Proceeding with the politically unpopular hike could be risky as Abe’s ruling party faces national elections for the upper house in the summer, some analysts say.

“As I have said before, the sales tax will rise to 10 percent in October as stipulated by the law, unless an incident on the scale of the Lehman shock occurs,” Chief Cabinet Secretary Yoshihide Suga told reporters.

Parliament approved on Wednesday a record 101 trillion yen (693.23 billion pounds) draft budget for the coming fiscal year starting April 1.

The general-account budget for the fiscal 2019 features increased spending on welfare, public works and defence on top of steps worth 2 trillion yen to ease the pain of the sales tax hike from the current 8 percent.

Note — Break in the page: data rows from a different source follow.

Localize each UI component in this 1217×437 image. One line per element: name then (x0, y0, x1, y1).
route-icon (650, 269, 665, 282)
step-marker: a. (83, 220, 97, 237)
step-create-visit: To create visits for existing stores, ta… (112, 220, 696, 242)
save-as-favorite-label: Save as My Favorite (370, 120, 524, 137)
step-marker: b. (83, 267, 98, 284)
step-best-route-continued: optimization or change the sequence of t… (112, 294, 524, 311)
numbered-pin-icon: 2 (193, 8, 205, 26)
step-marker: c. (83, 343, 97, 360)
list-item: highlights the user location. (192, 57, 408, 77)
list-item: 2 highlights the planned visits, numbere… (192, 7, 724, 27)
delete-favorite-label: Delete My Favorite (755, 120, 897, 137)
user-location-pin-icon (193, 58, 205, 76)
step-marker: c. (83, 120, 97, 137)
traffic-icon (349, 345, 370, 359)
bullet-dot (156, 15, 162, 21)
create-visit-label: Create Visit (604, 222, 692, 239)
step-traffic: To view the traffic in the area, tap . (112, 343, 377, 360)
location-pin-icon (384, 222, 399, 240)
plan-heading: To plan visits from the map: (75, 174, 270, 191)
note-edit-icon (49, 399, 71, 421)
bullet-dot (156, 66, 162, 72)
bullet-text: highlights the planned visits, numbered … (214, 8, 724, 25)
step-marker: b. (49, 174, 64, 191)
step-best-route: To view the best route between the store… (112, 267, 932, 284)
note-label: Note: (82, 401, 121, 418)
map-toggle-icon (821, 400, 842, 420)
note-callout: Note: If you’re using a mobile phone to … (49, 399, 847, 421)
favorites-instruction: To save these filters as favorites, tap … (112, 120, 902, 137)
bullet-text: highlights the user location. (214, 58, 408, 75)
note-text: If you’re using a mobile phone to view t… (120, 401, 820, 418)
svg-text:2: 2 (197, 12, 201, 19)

The budget spending compares with this year’s initial 97.7 trillion yen and sets a record for a seventh straight year, as Japan struggles to curb the industrial world’s heaviest debt burden, which is twice the size of its economy.

The spending plan underscores Abe’s willingness to avoid a repeat of the economic downturn that followed the last sales tax increase in April 2014.

“I believe sufficient steps have been taken” to provide against a potential shock from the tax hike, Finance Minister Taro Aso told reporters. “I cannot tell exactly what will happen (to the economy) though.”

Advisers to the prime minister later urged the government to adopt flexible economic policy measures, including additional fiscal spending, in case risks to the economy materialise.

“Slowdowns in China and Europe could affect Japan’s sustainable recovery through both external and domestic demand,” the advisers told a meeting of the top economic advisory panel, citing Brexit and the Sino-U.S. trade war among risks to Japan.

Japan must liaise with other “middle power” nations such as Europe, India and ASEAN to strike a balance against the China-U.S. trade war and stabilise global economy as it hosts a summit meeting of the Group of 20 major economies in June, they said.